Eppure l'Empoli gioca meglio. Ci prova almeno. Primo tempo inesistente. La palla rimbalza a centrocampo senza convinzione, con Bassi e Buffon a fare presenza. I toscani in verita' provano a sfondare sia a destra che al centro. La Juve da riposo inventata da Ranieri non costruisce, ma almeno regge. A sinistra al posto di Nedved c'e' l'affidabile Salihamidzic, in mezzo Nocerino al posto di Sissoko, in attacco Iaquinta e Del Piero.

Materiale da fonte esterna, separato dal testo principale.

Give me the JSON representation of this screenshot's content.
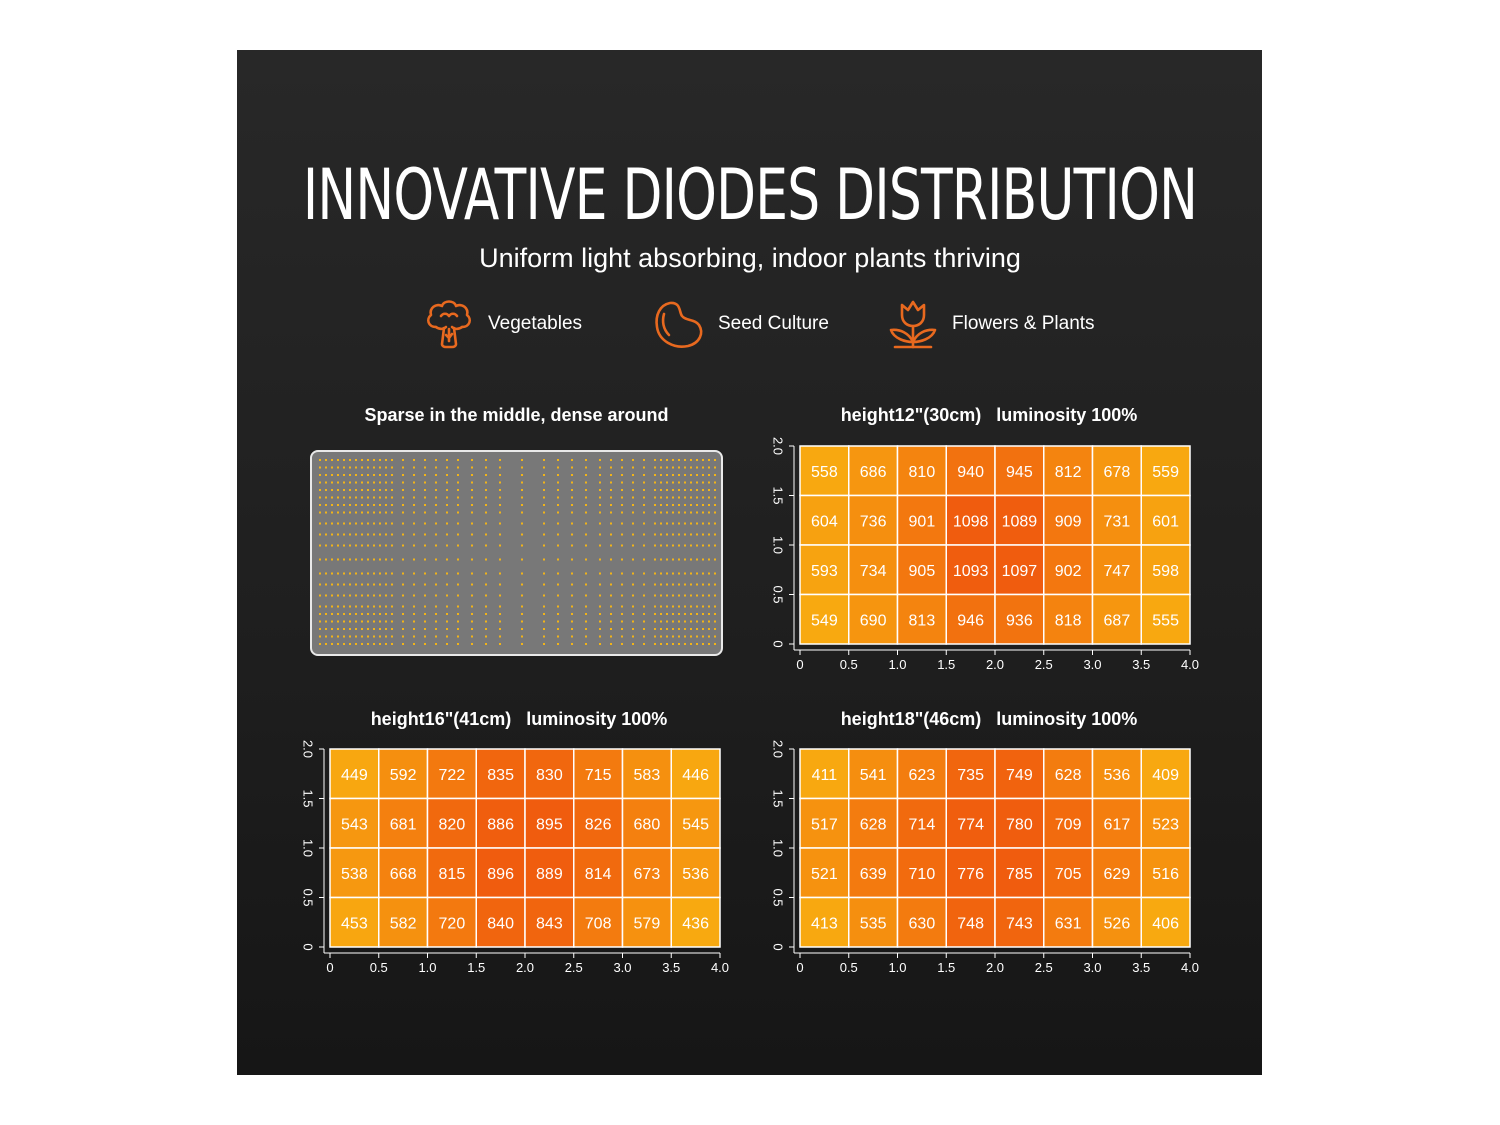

Con Trezeguet e Nedved fermi in attesa del big match di sabato sera. Nella mancanza assoluta di occasioni da gol, giusto Molinaro si rende la serata impossibile facendosi subito ammonire e rischiando poi due volte l'espulsione per seguire l'imprendibile Abate. Il gioco non vale la candela per Ranieri, che lo toglie e mette Grygera. E gli va bene, poi, che Rizzoli non veda un fallaccio di Chiellini su Abate, minimo da ammonizione. L'Empoli arriva davanti a Buffon una sola volta, ma a fuorigioco gia' fischiato a Volpato. Bassi invece si desta quando vede volare la palla alta sulla sua traversa: tiro di Del Piero al minuto 41'. Primo tiro della partita bianconera.
Nella noia generale ricomincia nella ripresa proprio Del Piero con una punizione centrale. Dopo 10' Iaquinta viene agganciato in area, e sarebbe rigore. Rizzoli fa correre. Visto che la Juve non gira Ranieri toglie Tiago e mette Trezeguet. Ma il tema della partita non cambia, tanti falli e una teoria di cartellini gialli. La pressione bianconera sale con l'avvicinarsi della fine, ma senza troppe idee. Anche Malesani aggiusta un po' gli schemi, con Giovinco dentro per Moro. Non cambia molto. Anzi niente. E la Juve allunga in classifica, senza sudare troppo. Un punticino brutto ma buono. E sabato c'e' l'Inter.
Empoli (4-5-1): Bassi sv; Busce' 6, Marzoratti 6,5, Piccolo 6,5, Antonini 6,5; Abate 7, Musacci 6 (25' st Budel sv), Marchisio 6,5, D. Moro 6 (32' st Giovinco sv), Giacomazzi 5,5 (12' st Vannucchi 6); Volpato 5,5. A disp. Balli, Vanigli, Tosto, Caturano. All. Malesani 6,5
Juventus (4-4-2): Buffon 6; Zebina 6, Legrottaglie 6, Chiellini 5,5, Molinaro 5 (29' pt Grygera 6); Camoranesi 5 (37' st Nedved sv), Nocerino 6, Tiago 4,5 (16' st Trezeguet 5,5), Salihamidzic 5,5; Iaquinta 5,5, Del Piero 5. A disp. Belardi, Stendardo, Sissoko, Palladino. All. Ranieri 5,5
Arbitro: Rizzoli di Bologna 5
Note: ammoniti Molinaro, Marzoratti, Giacomazzi, Camoranesi, Grygera, Budel. Recupero 1' pt e 4' st. Spettatori 13.000.